The unfenced Serolo Safari Camp offers accommodation in five fully-serviced safari-style tents with each tent sleeping two persons. All of the tents have two single beds, electric fans, electric and hurricane lamps. There are en-suite showers with hot water and flush toilets and all bed linen and towels are provided. There is a central lapa / dining area with a fire-pit on the main deck. The camp has 220V electricity and a spotlight overlooks the waterhole at Serolo Camp. Game such as Elephants, Leopard, Bushbuck, Bush Pig, Warthog and African Wild Cat may possibly be seen drinking at the waterhole just below the camp.
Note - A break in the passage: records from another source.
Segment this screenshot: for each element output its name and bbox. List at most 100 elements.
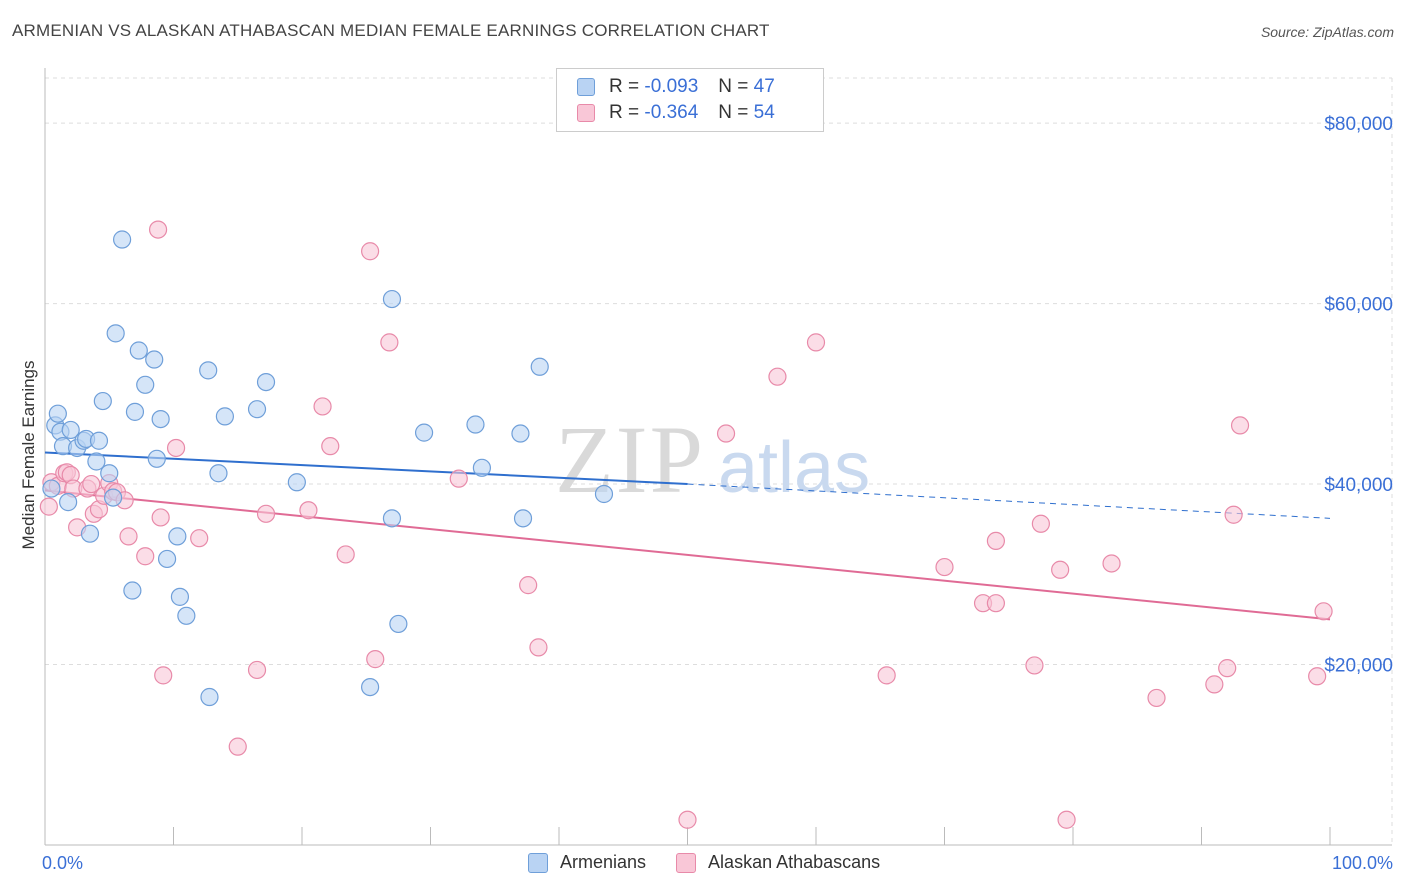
armenians-trend-extension [687,483,1331,519]
alaskan-point [366,650,385,669]
chart-title: ARMENIAN VS ALASKAN ATHABASCAN MEDIAN FE… [12,21,770,40]
legend-row-armenians: R = -0.093 N = 47 [577,75,775,99]
armenians-point [361,677,380,697]
correlation-legend: R = -0.093 N = 47 R = -0.364 N = 54 [556,68,824,132]
armenians-legend-swatch [528,852,548,873]
armenians-swatch [577,78,595,96]
armenians-point [48,404,67,423]
alaskan-point [82,474,101,494]
alaskan-point [1230,416,1250,435]
alaskan-point [380,333,399,352]
armenians-point [170,587,190,606]
alaskan-point [247,660,267,680]
watermark-atlas: atlas [718,428,870,508]
legend-n-label: N = [718,76,749,97]
armenians-point [199,361,218,380]
legend-row-alaskan: R = -0.364 N = 54 [577,101,775,125]
series-legend: Armenians Alaskan Athabascans [528,852,910,873]
armenians-point [123,581,142,600]
alaskan-point [321,437,340,456]
armenians-point [382,289,402,309]
legend-label-alaskan: Alaskan Athabascans [708,852,881,872]
alaskan-point [986,594,1006,613]
armenians-point [125,402,145,421]
alaskan-point [1224,505,1243,524]
alaskan-point [1308,667,1327,686]
y-tick-label: $20,000 [1324,656,1393,677]
armenians-point [59,493,78,512]
armenians-point [389,614,408,634]
armenians-point [594,484,614,504]
armenians-point [129,341,148,360]
armenians-point [104,488,123,507]
armenians-point [89,431,109,450]
alaskan-point [1031,514,1050,533]
alaskan-point [768,367,787,386]
armenians-point [80,524,100,543]
armenians-point [61,420,80,440]
alaskan-point [806,333,826,352]
alaskan-point [1051,560,1070,579]
armenians-point [100,464,119,483]
alaskan-point [1025,656,1044,675]
armenians-point [530,357,549,376]
armenians-point [147,449,166,468]
armenians-point [177,606,196,625]
legend-label-armenians: Armenians [560,852,647,872]
alaskan-point [1205,675,1224,694]
data-points [39,220,1333,829]
armenians-point [157,549,177,569]
x-tick-labels: 0.0% 100.0% [42,853,1393,873]
armenians-point [472,458,491,477]
legend-item-armenians: Armenians [528,852,646,873]
armenians-point [87,452,106,471]
armenians-point [42,479,61,498]
armenians-point [247,400,267,419]
armenians-point [511,424,530,443]
alaskan-point [136,547,155,566]
armenians-point [513,509,533,528]
alaskan-point [1314,602,1333,621]
legend-n-label: N = [718,102,749,123]
alaskan-point [877,666,896,685]
alaskan-point [190,529,209,548]
alaskan-point [935,557,954,577]
alaskan-point [148,220,168,239]
y-tick-label: $80,000 [1324,114,1393,135]
armenians-point [145,350,164,369]
armenians-point [93,391,112,411]
alaskan-point [299,501,318,520]
armenians-point [106,324,125,343]
alaskan-swatch [577,104,595,122]
legend-n-value: 47 [753,76,775,97]
x-tick-label-max: 100.0% [1332,853,1393,873]
alaskan-point [336,545,355,564]
alaskan-point [716,424,736,443]
alaskan-point [1147,688,1166,708]
alaskan-point [1218,659,1237,678]
armenians-point [168,527,187,546]
y-axis-label: Median Female Earnings [19,361,38,550]
alaskan-point [1057,810,1076,829]
alaskan-point [519,576,538,595]
alaskan-point [986,531,1006,551]
legend-r-value: -0.364 [644,102,699,123]
armenians-point [256,372,276,392]
armenians-point [209,464,228,483]
y-tick-labels: $20,000 $40,000 $60,000 $80,000 [1324,114,1393,676]
alaskan-point [166,438,186,458]
armenians-point [466,415,485,434]
armenians-point [215,407,234,426]
armenians-point [151,409,170,429]
x-tick-label-min: 0.0% [42,853,83,873]
alaskan-point [119,527,138,546]
alaskan-point [256,504,276,523]
legend-n-value: 54 [753,102,775,123]
alaskan-legend-swatch [676,852,697,873]
legend-item-alaskan: Alaskan Athabascans [676,852,880,873]
alaskan-point [39,497,58,516]
armenians-point [287,473,306,492]
alaskan-point [678,810,697,829]
armenians-point [382,509,402,528]
watermark: ZIP atlas [555,406,870,513]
Tuli Wilderness is home to a
diverse range of wildlife and the
Tuli Area boasts the world’s largest
elephant population on privately-
owned land (over 1800 elephants) -
offering some incredible sightings
and providing fantastic photographic opportunities. Our private and exclusive 24 000 acre unfenced concession borders the great Limpopo River at its Southern end and the Motloutse
River to the East and encompasses riverine thickets, mopane veld, open plains and boulder-strewn sandstone ecosystems, complete with the game one would expect.
Lion, Leopard, Cheetah, Spotted and Brown Hyaena are amongst the many carnivore species that occur within the reserve. Large herds of free-roaming Eland, Zebra and Wildebeest are seen regularly and many other plains game species are also to be found in the area.
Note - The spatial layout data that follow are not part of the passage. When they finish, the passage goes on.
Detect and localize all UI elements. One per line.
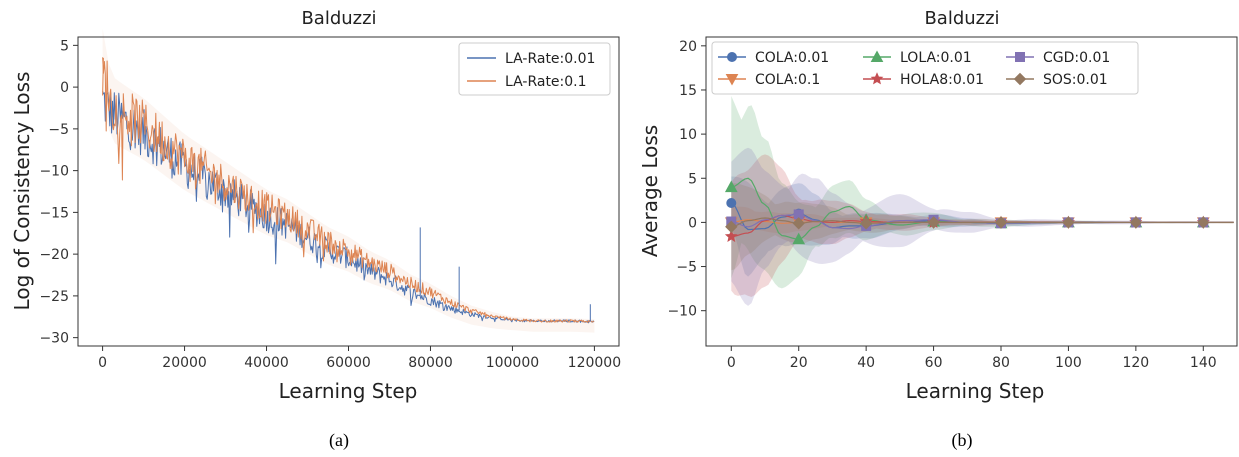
legend-marker-lola-0-01 xyxy=(870,50,884,62)
panel-a-x-ticks: 0 20000 40000 60000 80000 100000 120000 xyxy=(98,346,621,371)
legend-label-lola-0-01: LOLA:0.01 xyxy=(900,50,972,66)
std-band-cola-0-01 xyxy=(731,176,1234,277)
y-tick-label: −20 xyxy=(39,247,69,263)
y-tick-label: 5 xyxy=(688,171,697,187)
series-line-la-rate-001 xyxy=(102,91,595,324)
panel-b-y-ticks: 20 15 10 5 0 −5 −10 xyxy=(667,39,706,320)
legend-label-la-rate-001: LA-Rate:0.01 xyxy=(505,51,595,67)
x-tick-label: 80 xyxy=(992,355,1010,371)
x-tick-label: 60000 xyxy=(326,355,371,371)
marker-lola-0-01 xyxy=(792,232,806,245)
panel-b-series-markers xyxy=(724,180,1210,245)
panel-a-title: Balduzzi xyxy=(301,8,376,29)
x-tick-label: 20 xyxy=(790,355,808,371)
series-line-la-rate-01 xyxy=(102,57,595,324)
panel-a-noise-bands xyxy=(102,28,595,333)
legend-marker-hola8-0-01 xyxy=(870,72,884,85)
noise-band xyxy=(102,28,595,333)
x-tick-label: 40000 xyxy=(244,355,289,371)
panel-a-x-axis-label: Learning Step xyxy=(279,379,418,403)
legend-label-sos-0-01: SOS:0.01 xyxy=(1043,72,1108,88)
y-tick-label: 5 xyxy=(60,38,69,54)
panel-b-title: Balduzzi xyxy=(924,8,999,29)
spike-mark xyxy=(102,57,104,96)
panel-b-x-axis-label: Learning Step xyxy=(906,379,1045,403)
marker-hola8-0-01 xyxy=(724,229,738,243)
marker-sos-0-01 xyxy=(859,217,873,230)
marker-sos-0-01 xyxy=(1197,216,1210,229)
y-tick-label: −25 xyxy=(39,289,69,305)
panel-b-legend-box xyxy=(711,41,1139,95)
y-tick-label: 0 xyxy=(688,215,697,231)
y-tick-label: −10 xyxy=(39,164,69,180)
legend-marker-cola-0-01 xyxy=(727,52,737,62)
panel-b-legend: COLA:0.01 COLA:0.1 LOLA:0.01 HOLA8:0.01 CGD:… xyxy=(711,41,1139,95)
x-tick-label: 120000 xyxy=(568,355,621,371)
panel-b-y-axis-label: Average Loss xyxy=(638,125,662,257)
x-tick-label: 100000 xyxy=(486,355,539,371)
x-tick-label: 20000 xyxy=(162,355,207,371)
std-band-hola8-0-01 xyxy=(731,154,1234,297)
marker-sos-0-01 xyxy=(1129,216,1143,229)
marker-sos-0-01 xyxy=(994,216,1008,229)
panel-a-y-ticks: 5 0 −5 −10 −15 −20 −25 −30 xyxy=(39,38,78,347)
std-band-cgd-0-01 xyxy=(731,147,1234,306)
panel-b-caption: (b) xyxy=(952,430,973,451)
panel-a-legend: LA-Rate:0.01 LA-Rate:0.1 xyxy=(458,42,611,96)
panel-b-std-bands xyxy=(731,96,1234,306)
marker-sos-0-01 xyxy=(725,220,738,234)
y-tick-label: 20 xyxy=(679,39,697,55)
legend-label-hola8-0-01: HOLA8:0.01 xyxy=(900,72,984,88)
marker-lola-0-01 xyxy=(724,180,738,193)
x-tick-label: 100 xyxy=(1055,355,1082,371)
y-tick-label: −5 xyxy=(676,260,697,276)
x-tick-label: 0 xyxy=(98,355,107,371)
std-band-lola-0-01 xyxy=(731,96,1234,289)
legend-label-cgd-0-01: CGD:0.01 xyxy=(1043,50,1110,66)
y-tick-label: −30 xyxy=(39,331,69,347)
x-tick-label: 0 xyxy=(727,355,736,371)
panel-a-series-lines xyxy=(102,57,595,324)
y-tick-label: −5 xyxy=(48,122,69,138)
legend-marker-cgd-0-01 xyxy=(1015,52,1025,62)
legend-marker-cola-0-1 xyxy=(725,74,739,86)
x-tick-label: 140 xyxy=(1190,355,1217,371)
marker-sos-0-01 xyxy=(1062,216,1075,229)
panel-b-axes-frame xyxy=(705,36,1238,347)
panel-b-x-ticks: 0 20 40 60 80 100 120 140 xyxy=(727,346,1217,371)
marker-sos-0-01 xyxy=(792,217,805,230)
panel-b-chart: Balduzzi 0 20 40 60 80 100 120 140 20 15 10 5 0 −5 −1… xyxy=(638,8,1238,451)
legend-marker-sos-0-01 xyxy=(1013,72,1027,86)
x-tick-label: 60 xyxy=(925,355,943,371)
y-tick-label: −15 xyxy=(39,205,69,221)
x-tick-label: 120 xyxy=(1122,355,1149,371)
y-tick-label: 15 xyxy=(679,83,697,99)
y-tick-label: 10 xyxy=(679,127,697,143)
panel-a-caption: (a) xyxy=(329,430,349,451)
panel-a-legend-box xyxy=(458,42,611,96)
marker-cola-0-01 xyxy=(726,197,737,208)
legend-label-cola-0-01: COLA:0.01 xyxy=(755,50,829,66)
legend-label-la-rate-01: LA-Rate:0.1 xyxy=(505,74,587,90)
x-tick-label: 80000 xyxy=(408,355,453,371)
y-tick-label: −10 xyxy=(667,304,697,320)
legend-label-cola-0-1: COLA:0.1 xyxy=(755,72,820,88)
std-band-sos-0-01 xyxy=(731,183,1234,271)
marker-sos-0-01 xyxy=(927,216,940,229)
panel-a-chart: Balduzzi 0 20000 40000 60000 80000 100000 1200… xyxy=(10,8,621,451)
series-line-sos-0-01 xyxy=(731,217,1234,228)
panel-b-series-lines xyxy=(730,177,1234,240)
panel-a-y-axis-label: Log of Consistency Loss xyxy=(10,72,34,311)
x-tick-label: 40 xyxy=(857,355,875,371)
y-tick-label: 0 xyxy=(60,80,69,96)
The Tuli area – which falls within the famous Kalahari geological system – is rich in archaeological heritage with beautiful San rock art sites having been discovered alongside numerous archaeological sites dating back from the Stone Age. Scattered artefacts are still being discovered over the concession.
Game-viewing is excellent during the drier months of April to October and the southern night- skies appear to be studded with more stars than the other seasons. The stark beauty of the landscape towards the end of the dry season is synonymous with the Tswana word “tuli” (meaning dust).
The ‘green season’ occurs from November to March and this is when the African bush takes on a whole new look. Most animals produce their young while the migrant birds return to their sunny southern African summer homes. Once the rains return to the region, the bush lays a lush green floral carpet and the sky is spectacularly blue, all combining to make this a special season to visit.